The information contained in this report shall not be deemed to be
"soliciting material" or to be "filed" with the SEC, nor shall such information
be incorporated by reference into any future filing under the Securities Act of
1933, as amended, or the Securities Exchange Act of 1934, as amended, except to
the extent that the Company specifically incorporates it by reference in such
filing.
18
The foregoing Report of the Audit Committee, dated April 29, 2004, has
been furnished by G.M. Girvan, K.G. Copland and Marc A. Utay as members of the
Audit Committee of the Board of Directors.
APPOINTMENT OF AUDITORS
At the Meeting, the shareholders will be asked to approve the
appointment of PricewaterhouseCoopers LLP, Chartered Accountants, as auditors of
the Company to hold office until the close of the next annual meeting of
shareholders at a remuneration rate to be fixed by the Board of Directors.
Representatives of PWC are expected to be present at the Meeting and to
be available to respond to appropriate questions and to make statements as they
desire.
Shareholders will be asked to approve the appointment by ordinary
resolution, which requires that a majority of the votes cast at the Meeting be
in favour of the resolution. IN THE ABSENCE OF ANY INSTRUCTION ON THE
ACCOMPANYING PROXY, IT IS THE INTENTION OF THE PERSONS NAMED BY MANAGEMENT IN
THE PROXY TO VOTE THE COMMON SHARES REPRESENTED BY THE PROXY IN FAVOUR OF THE
RESOLUTION.
AMENDMENTS TO ARTICLES OF AMALGAMATION AND BY-LAW NO. 1
ARTICLES OF THE CORPORATION
At the Meeting, the shareholders will be asked to approve amendments to
the Articles of Amalgamation of the Company, as well as amendments to By-Law No.
1 of the Company.
SUMMARY OF PROPOSED AMENDMENTS
The proposed amendments to the Articles of Amalgamation delete
references to Class C Shares which the Company fully redeemed in January 1999.
In addition, the requirement that certain matters be approved by a seventy-five
percent (75%) majority of the directors, which was implemented in connection
with an agreement with Messrs. Gelfond and Wechsler and former shareholders
Wasserstein Perella Partners, L.P., Wasserstein Perella Offshore Partners, L.P.,
WPPN, Inc., and the Michael J. Biondi Voting Trust, has been deleted. In
addition, the place in which meetings of shareholders may be held has been
expanded to include various cities in the United States.

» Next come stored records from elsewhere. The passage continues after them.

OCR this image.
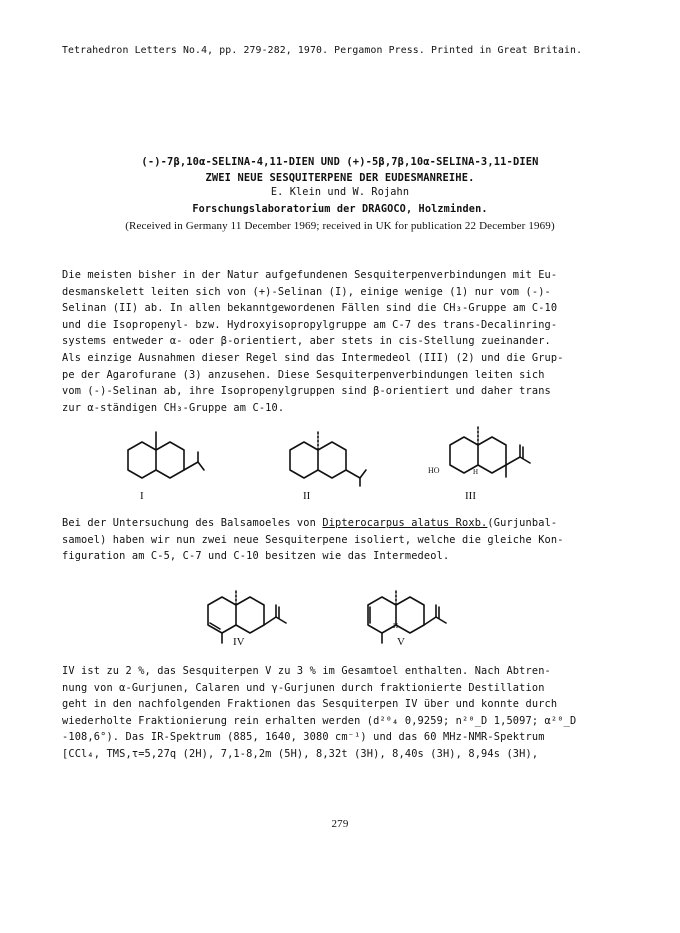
Tetrahedron Letters No.4, pp. 279-282, 1970. Pergamon Press. Printed in Great Britain.
(-)-7β,10α-SELINA-4,11-DIEN UND (+)-5β,7β,10α-SELINA-3,11-DIEN
ZWEI NEUE SESQUITERPENE DER EUDESMANREIHE.
E. Klein und W. Rojahn
Forschungslaboratorium der DRAGOCO, Holzminden.
(Received in Germany 11 December 1969; received in UK for publication 22 December 1969)
Die meisten bisher in der Natur aufgefundenen Sesquiterpenverbindungen mit Eu-
desmanskelett leiten sich von (+)-Selinan (I), einige wenige (1) nur vom (-)-
Selinan (II) ab. In allen bekanntgewordenen Fällen sind die CH₃-Gruppe am C-10
und die Isopropenyl- bzw. Hydroxyisopropylgruppe am C-7 des trans-Decalinring-
systems entweder α- oder β-orientiert, aber stets in cis-Stellung zueinander.
Als einzige Ausnahmen dieser Regel sind das Intermedeol (III) (2) und die Grup-
pe der Agarofurane (3) anzusehen. Diese Sesquiterpenverbindungen leiten sich
vom (-)-Selinan ab, ihre Isopropenylgruppen sind β-orientiert und daher trans
zur α-ständigen CH₃-Gruppe am C-10.
I	II
HO	H
III
Bei der Untersuchung des Balsamoeles von Dipterocarpus alatus Roxb.(Gurjunbal-
samoel) haben wir nun zwei neue Sesquiterpene isoliert, welche die gleiche Kon-
figuration am C-5, C-7 und C-10 besitzen wie das Intermedeol.
IV
H
V
IV ist zu 2 %, das Sesquiterpen V zu 3 % im Gesamtoel enthalten. Nach Abtren-
nung von α-Gurjunen, Calaren und γ-Gurjunen durch fraktionierte Destillation
geht in den nachfolgenden Fraktionen das Sesquiterpen IV über und konnte durch
wiederholte Fraktionierung rein erhalten werden (d²⁰₄ 0,9259; n²⁰_D 1,5097; α²⁰_D
-108,6°). Das IR-Spektrum (885, 1640, 3080 cm⁻¹) und das 60 MHz-NMR-Spektrum
[CCl₄, TMS,τ=5,27q (2H), 7,1-8,2m (5H), 8,32t (3H), 8,40s (3H), 8,94s (3H),
279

The proposed amendments to By-Law No 1. of the Company address certain
administrative matters such as enabling the Board to determine procedures to be
followed at any meeting and to reduce the amount of notice required to be given
in advance of Board and Board committee meetings from two business days to
forty-eight hours. In addition, references to a "Non-Executive Chairman" have
been deleted as the company no longer maintains this office.
SHAREHOLDER APPROVAL
The amendments to the Articles of Amalgamation requires the approval of
shareholders by special resolution, which must be approved by a majority of no
less than two-thirds (66-2/3%) of the votes cast on the special resolution. (see
Appendix "B"). If approved by the holders of the Common Shares the amendments to
the Articles of Amalgamation will become effective upon filing with the Director
under the Canada Business Corporations Act. The amendments to By-Law No. 1
requires the approval of shareholders by ordinary resolution, which must be
approved by a majority of the votes cast on the resolution (see Appendix "C").

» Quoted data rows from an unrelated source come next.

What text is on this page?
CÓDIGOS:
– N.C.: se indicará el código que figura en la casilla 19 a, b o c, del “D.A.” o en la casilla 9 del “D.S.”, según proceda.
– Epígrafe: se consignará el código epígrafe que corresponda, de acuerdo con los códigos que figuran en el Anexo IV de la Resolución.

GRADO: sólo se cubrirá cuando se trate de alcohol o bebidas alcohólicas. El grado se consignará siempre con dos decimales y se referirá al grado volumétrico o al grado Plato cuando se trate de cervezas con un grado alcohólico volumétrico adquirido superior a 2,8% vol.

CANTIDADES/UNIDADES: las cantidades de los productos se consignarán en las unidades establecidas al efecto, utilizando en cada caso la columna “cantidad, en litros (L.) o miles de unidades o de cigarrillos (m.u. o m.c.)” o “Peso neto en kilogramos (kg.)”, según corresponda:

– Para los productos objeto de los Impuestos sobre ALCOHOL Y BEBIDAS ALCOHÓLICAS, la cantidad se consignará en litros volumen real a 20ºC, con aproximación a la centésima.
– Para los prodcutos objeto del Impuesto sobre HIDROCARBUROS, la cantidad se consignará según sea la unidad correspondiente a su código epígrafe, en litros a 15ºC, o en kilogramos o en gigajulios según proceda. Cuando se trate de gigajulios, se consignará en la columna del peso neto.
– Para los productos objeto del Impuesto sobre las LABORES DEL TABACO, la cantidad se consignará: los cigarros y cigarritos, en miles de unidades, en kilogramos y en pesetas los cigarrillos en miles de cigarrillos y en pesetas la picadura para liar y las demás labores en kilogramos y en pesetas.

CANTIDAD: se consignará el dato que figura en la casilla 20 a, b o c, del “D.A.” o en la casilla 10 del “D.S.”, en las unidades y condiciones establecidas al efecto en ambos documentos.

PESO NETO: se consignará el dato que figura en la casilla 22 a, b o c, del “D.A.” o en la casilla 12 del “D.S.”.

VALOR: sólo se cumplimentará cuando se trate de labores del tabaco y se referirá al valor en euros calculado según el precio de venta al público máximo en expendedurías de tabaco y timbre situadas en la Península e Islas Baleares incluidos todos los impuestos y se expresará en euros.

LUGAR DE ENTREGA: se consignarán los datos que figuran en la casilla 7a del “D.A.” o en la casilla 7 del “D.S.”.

If approved by the holders of the Common Shares the amendments to By-Law No. 1
will become effective immediately. IN THE ABSENCE OF ANY INSTRUCTIONS ON THE
ACCOMPANYING PROXY, IT IS THE INTENTION OF THE PERSONS NAMED BY MANAGEMENT IN
THE PROXY TO VOTE THE SHARES REPRESENTED BY THE PROXY IN FAVOUR OF EACH OF THE
SPECIAL RESOLUTION AND THE ORDINARY RESOLUTION.
AVAILABLE INFORMATION
The Company makes available free of charge its annual reports on Form
10-K, quarterly reports on Form 10-Q and current reports on Form 8-K as soon as
reasonably practicable after the such filing has been made with the SEC. Reports
are available at www.imax.com or by calling investor relations at 905-403-6500.
APPROVAL BY BOARD OF DIRECTORS
The contents and the sending of this Proxy Circular and Proxy Statement
to each shareholder entitled to receive notice of the Meeting, to each director
and to the auditors of the Company have been approved by the Board of Directors.
DATED at Mississauga, Ontario, Canada,
April 29, 2004.
"G. Mary Ruby"
------------------------------------
G. MARY RUBY
Senior Vice President, Legal Affairs
and Corporate Secretary
19
APPENDIX "A"
IMAX CORPORATION
STATEMENT OF CORPORATE GOVERNANCE PRACTICES
The following table indicates how the Company's system of corporate
governance aligns with the Toronto Stock Exchange Guidelines (the "TSX
Guidelines"). Where applicable, the Company has also disclosed a comparison with
the Nasdaq Stock Market rules (the "Nasdaq Rules"), as those rules have been
approved by the United States Securities and Exchange Commission (the "SEC").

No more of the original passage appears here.